3 If you have several children, it’s always best to divide the spoils equally, even if one’s a Premier League footballer and another’s a nurse. They can always redistribute it among themselves afterwards (yeah, right!) but it lets you off the hook in the lethal game of ‘Mum/Dad loved me more’.
4 Specify gifts in your will and make sure all your nearest and dearest are mentioned by name.
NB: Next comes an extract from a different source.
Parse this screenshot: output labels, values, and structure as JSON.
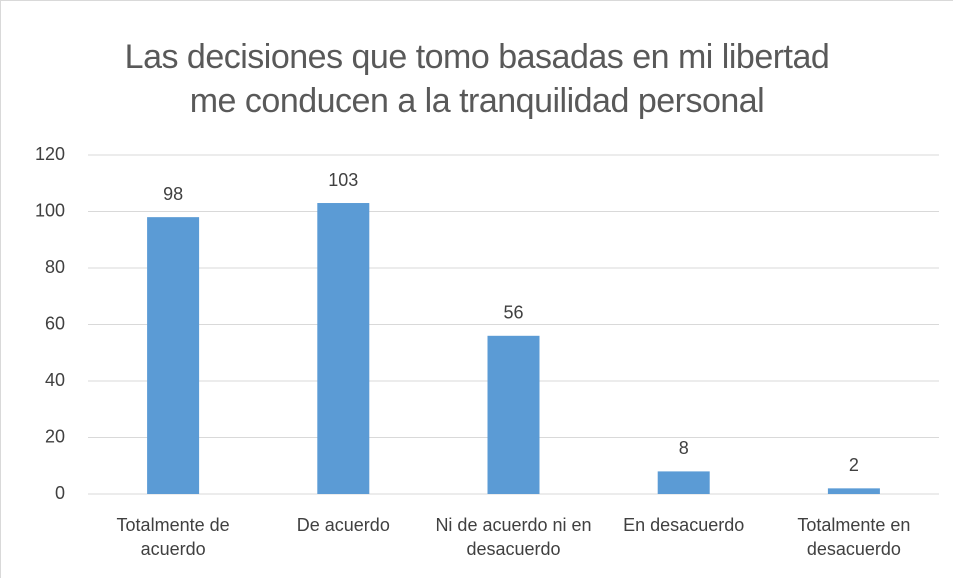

Remember that jewellery often carries huge sentimental and symbolic value. If anyone’s going to fight over your wedding ring, best keep it on your finger.
5 Once you’re satisfied that your will is as fair as it can possibly be, sign on the dotted line and lock it away with no discussion at all. Don’t be tempted to make changes unless absolutely necessary, even if you do feel like striking off that sulky in-law who never visits.
Be gracious and you’ll feel great. No one wants their last message to the world to be a well-thumbed list covered in Tippex.